3: Secretive Drinking
Having to drink in secret to avoid judgement or raising concerns is a red flag. If you have to downplay your drinking habits in order to not arouse suspicion, it’s time to re-evaluate your relationship with alcohol.
This common tradition among the partying crowd is a harmful habit which could indicate alcohol abuse. While many view it as a means of avoiding inflated bar prices or ensuring a good time, pre-drinking before going out to drink could be an indicator of an elevated tolerance brought on by excessive alcohol use.
5:Exceeding Set Limits
Going out with a specific boundary set only to exceed your self-imposed limit may be a sign of impulse control issues. The inability to stop drinking or follow a reasonable pace is significant in terms of identifying warning signs of functional alcoholism.
6: “Blackouts” and Memory Issues
Getting drunk to the point of blacking out is dangerous for everyone involved. It leaves one vulnerable to malicious intent and raises the risk of life-threatening situations. Missing hours or days’ worth of memories due to alcohol abuse is a sign it may be time to seek help.

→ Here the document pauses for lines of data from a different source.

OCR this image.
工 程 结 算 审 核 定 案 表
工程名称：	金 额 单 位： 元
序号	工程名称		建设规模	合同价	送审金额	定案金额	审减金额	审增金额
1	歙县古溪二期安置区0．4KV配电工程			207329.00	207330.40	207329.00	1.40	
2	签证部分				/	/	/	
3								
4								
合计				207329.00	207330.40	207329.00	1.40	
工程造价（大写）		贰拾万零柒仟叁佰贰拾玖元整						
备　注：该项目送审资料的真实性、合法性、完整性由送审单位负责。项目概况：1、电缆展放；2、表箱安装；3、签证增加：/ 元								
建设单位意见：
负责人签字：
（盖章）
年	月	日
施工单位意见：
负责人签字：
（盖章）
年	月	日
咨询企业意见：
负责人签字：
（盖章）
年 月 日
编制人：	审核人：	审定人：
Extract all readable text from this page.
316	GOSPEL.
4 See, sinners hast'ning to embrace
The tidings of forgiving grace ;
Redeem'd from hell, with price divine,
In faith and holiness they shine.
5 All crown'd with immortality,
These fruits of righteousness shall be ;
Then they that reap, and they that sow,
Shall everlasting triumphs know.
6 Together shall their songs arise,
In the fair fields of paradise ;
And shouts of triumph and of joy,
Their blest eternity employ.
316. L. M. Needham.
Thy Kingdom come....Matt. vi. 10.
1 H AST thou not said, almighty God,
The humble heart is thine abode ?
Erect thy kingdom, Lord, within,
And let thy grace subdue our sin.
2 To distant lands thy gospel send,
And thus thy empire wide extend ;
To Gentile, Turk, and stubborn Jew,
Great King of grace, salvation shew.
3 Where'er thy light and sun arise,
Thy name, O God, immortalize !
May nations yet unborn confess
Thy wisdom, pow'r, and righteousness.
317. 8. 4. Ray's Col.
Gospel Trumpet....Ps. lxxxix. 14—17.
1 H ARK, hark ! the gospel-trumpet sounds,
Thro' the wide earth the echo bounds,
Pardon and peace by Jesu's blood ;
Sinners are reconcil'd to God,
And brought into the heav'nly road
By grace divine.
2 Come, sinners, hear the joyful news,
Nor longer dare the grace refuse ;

7: Drinking Instead of Eating
Making choices to purchase alcohol over food or lacking an appetite in favor of drinking is not only damaging to one’s health, it could implicative of functional alcoholism. Pay attention.
8: Defensiveness of Drinking Habits
“I’m just a social drinker!”
“Come on, I don’t drink that much!”
“I’m an adult, I can drink however much I want! I’m not hurting anybody!”
Often, the people closest to us notice changes within us long before we do. Deflection and defensiveness when they express concern for one’s alcohol consumption can be telling of the true depth of alcohol abuse.
9: Joking About Alcoholism
They say behind every joke is a bit of truth, which may ring true for jokes about alcoholism or being an alcoholic. Joking about excessive drinking may be an attempt to receive validation or convince yourself or others that the problem isn’t as bad as it seems.
10: Binge Drinking
Of all the invisible symptoms of functional alcoholism, binge drinking is perhaps the most ambiguous. While binge drinking alone is not necessarily a sign of alcoholism, a pattern of doing so may be. Binge drinking is defined by the CDC as “a pattern of drinking which brings a person’s blood alcohol concentration (BAC) to 0.08 grams percent or above.” This typically translates to five drinks or more drinks for men and four or more drinks for women, but may vary.
While no single item on this list is absolutely demonstrative of functional alcoholism, patterns of addictive behaviors should not be overlooked. Alcoholism in any form is too often ignored unless it has harmful or tragic consequences. By opening the conversation about alcohol use disorders and recognizing potential trouble in our own habits, we can help to reduce the harm of alcohol on our families and communities.